Marina Manda Lembranças D esosse o coelho", dizia a receita. A simplicidade do comando encobria a aspereza da tarefa, e ignorava p...
Marina Manda Lembranças
Minha meta auto-imposta era a confecção de uma Terrine de Lapin Aux Pruneaux ou Terrina de Coelho Com Ameixas. Tudo com letras maiúsculas, como maiúscula teria que ser a iguaria para deleite dos meus convidados.
Mas nada, na cozinha e na vida, é tão simples quanto parece. Nem tão maiúsculo. Desossar um coelho é atividade da qual Hitchcok extrairia cenas inesquecíveis, a câmera indo da carne rubra e escorregadia para o cintilar da lâmina em ação, refletida por instantes na pupila do cozinheiro.

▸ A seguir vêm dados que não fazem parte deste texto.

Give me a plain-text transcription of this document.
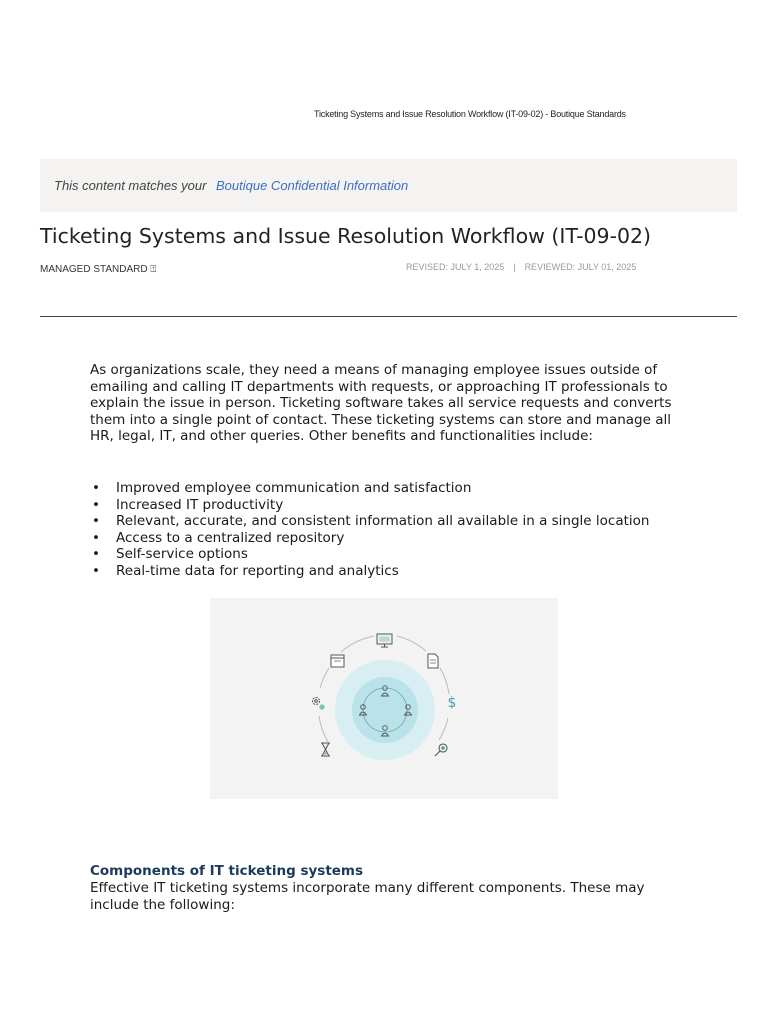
Ticketing Systems and Issue Resolution Workflow (IT-09-02) - Boutique Standards
This content matches your Boutique Confidential Information
Ticketing Systems and Issue Resolution Workflow (IT-09-02)
MANAGED STANDARD ⍐	REVISED: JULY 1, 2025 | REVIEWED: JULY 01, 2025

As organizations scale, they need a means of managing employee issues outside of emailing and calling IT departments with requests, or approaching IT professionals to explain the issue in person. Ticketing software takes all service requests and converts them into a single point of contact. These ticketing systems can store and manage all HR, legal, IT, and other queries. Other benefits and functionalities include:

• Improved employee communication and satisfaction
• Increased IT productivity
• Relevant, accurate, and consistent information all available in a single location
• Access to a centralized repository
• Self-service options
• Real-time data for reporting and analytics
$
Components of IT ticketing systems

Effective IT ticketing systems incorporate many different components. These may include the following:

Eu estava só, na cozinha. A casa em silêncio, hora de sono alheio. A bancada de trabalho, iluminada. E os fragmentos daquilo que havia sido um coelho, daquilo que havia sido vida, esperando à minha frente na bacia de aço inox, como em uma sala cirúrgica ou em uma morgue.
Para livrar qualquer carne dos ossos é indispensável respeitar a anatomia. Eu teria preferido não identificar as partes, não pensar "carcassa" ou "pata traseira", pensamentos que corporificavam a criatura desmembrada e me traziam à lembrança coelhos vivos, como o branco que minha mãe teve quando eu era criança, ou aqueles cinzentos que correm à beira da pista de pouso no aeroporto de Frankfurt e nos recebem quando vamos à Feira. Mas, como nas aulas de anatomia durante meus estudos de arte, era impossível ignorar o todo recomposto.
Carne e osso têm uma irmandade que só o cozimento desfaz. Quando crus, mantêm-se agarrados até o último fiapo, com a cumplicidade de músculos e tendões. Tive que mourejar com a faca, quase me desculpando pela intromissão que, parecendo feroz, era mansa. Mansa até demais, pois me manteve atada por mais tempo que o necessário àquele fazer que só me trazia abatimento.
E eis que entre meus dedos estava o coração do coelho. É tão miúdo um coração de coelho. E tão bonito. Antes, plantado no meio do peito, aquele rubi macio alimentava a carne, movimentava os fluxos, bombeava ritmado e infalível, pequena máquina de vida conduzindo o coelho adiante, dia após dia, até que.
O coração não é utilizado na terrina de coelho. Alguns usam o fígado. Eu preferi dar sepultura em saco plástico a essas partes nobres. Os eunucos castrados na antiga China, conservavam em um pote seus testículos, para que fossem enterrados junto com o corpo e recompostos no além. Não creio que meu coelho transformado em terrina possa vir a encontrar suas partes no além, e que o pequeno coração volte a bater. Mas um mínimo respeito fazia-se necessário.
Lavei a bacia de inox e no fundo limpo deitei o que restava do coelho. Os ossos pus numa panela para obter o caldo exigido na receita. Já nada mais era reconhecível. Moí as outras carnes e os temperos, juntei o ovo e o conhaque. O cheiro agora já era de comida. Salguei.
Quase ritualisticamente untei a forma. Deitei nela as carnes moídas e os filés inteiros de coelho. Depois, com a mão afundei um vão, bem no meio, e coloquei a carne escura das ameixas, que ficasse ali como um coração, transmitindo doçura e sabor. Sepultei tudo debaixo de mais carne. Tampei a forma selando com farinha e água, como se sela um túmulo. E pus no forno.